The next morning, Kawika waited outside Elane’s cabana wearing a bright yellow t-shirt.
“What do the words *Maui No Ka Oi* on your t-shirt mean?” she asked.
“Maui, no place better.”
Driving into Iao Valley, the green velvet slopes folded around them like loving arms. A light mist shrouded the lower valley and only the soft twitter of tiny yellow birds broke the stillness. Kawika parked his truck on a grassy slope near a clear creek and grabbed a faded Hawaiian quilt, a small picnic basket and a well-worn ukulele. They settled under a large African tulip tree.
“Hawaiians believe the ghosts of long-dead warriors haunt this valley,” Kawika said. “Many people have witnessed their march through the pass and heard their war chant. I came here many times but never heard or saw anything. My wife and her brother both swear they saw the warriors’ campfire one night.”
“Were they frightened?”
“No, more blessed, I think.”
Elane lay on her back and gazed up through the branches and the ‘tulip’ blossoms at the cobalt sky. She took deep breaths and opened her senses and mind to the gentle whispers of the valley. Leaning his back against the trunk of the tree, Kawika softly played his ukulele and sang Hawaiian songs he learned as a child.
Time stood still for them. Meandering along the trails, Kawika named the tropical flowers, ferns and trees surrounding them. Zen bridges led them to lily-covered ponds full of bright yellow and orange koi fish, and a miniature Japanese pagoda sheltered them from the sun as they ate their bento lunch. Shortly before sunset they packed the truck and headed home. On the way, Elane tried to thank Kawika, but he only grinned and said, “I only followed Maui’s commands.”

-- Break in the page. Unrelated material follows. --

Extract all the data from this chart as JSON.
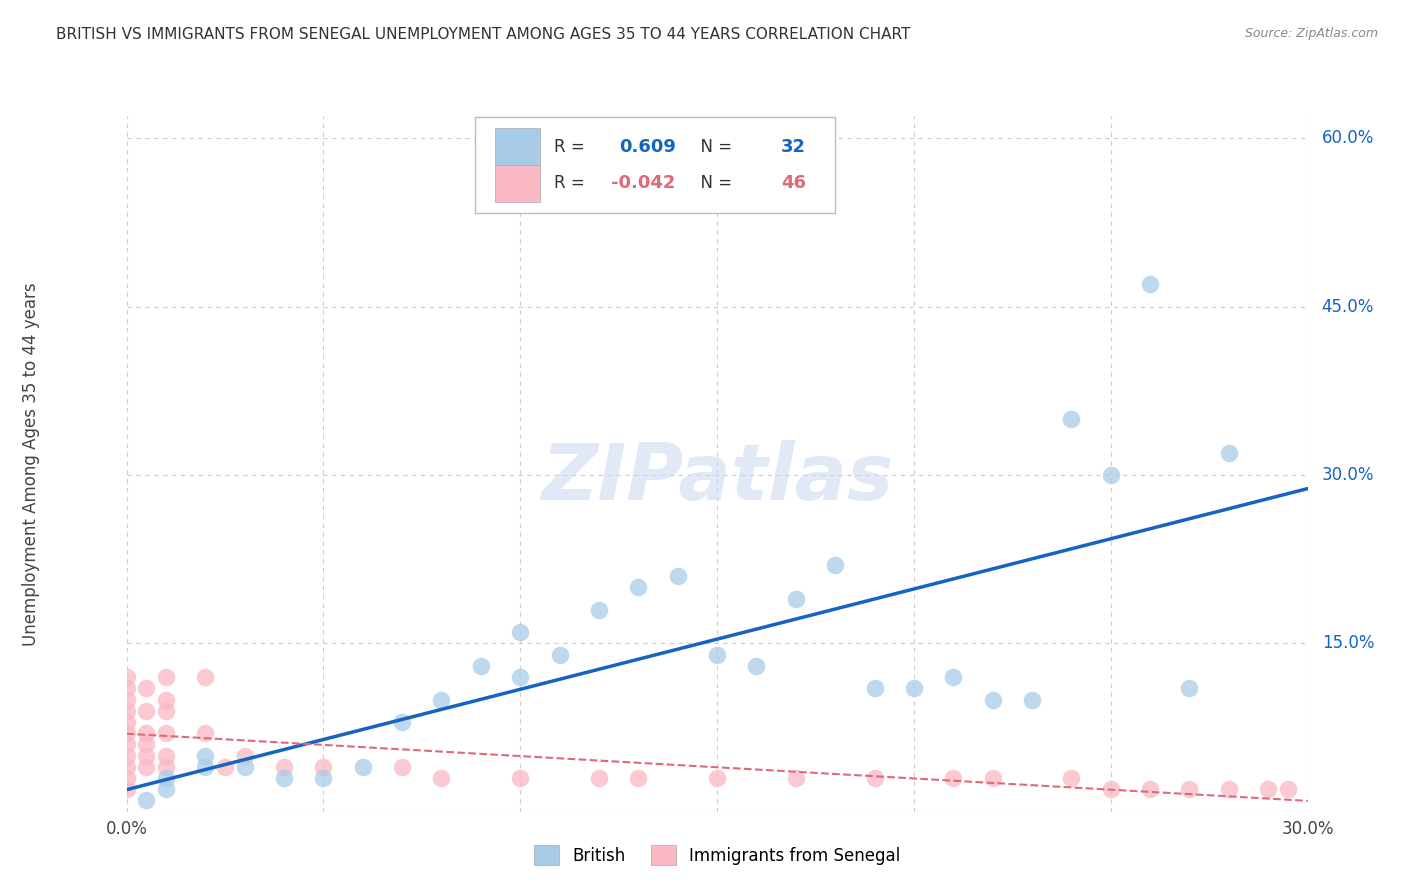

She smiled. “Next time you talk to Her, please convey my thanks and tell her I’d like to stay on Maui for a while.”
“She already knows, Elani. She’s known all along. Who do you think called you here?”
Walking the beach the next morning, Elane remembered the whispers in the valley telling her to write down the story of her life so she could change and grow. She hurried back to her cabana, dragged a small table and her typewriter out onto the tiny lanai and began.
Two weeks later Elane had thirty pages of her life in a three-ring notebook, a house in Makawao, a job in Wailuku, and a puce Pinto. As she drove down the mountain on the first day of her new job, a double rainbow formed across the road in front of her, and the palm trees on each side of her nodded their heads in greeting. She let out a whoop, saluted the palm trees, and drove into her future.
Elane searched for years but never saw Kawika again.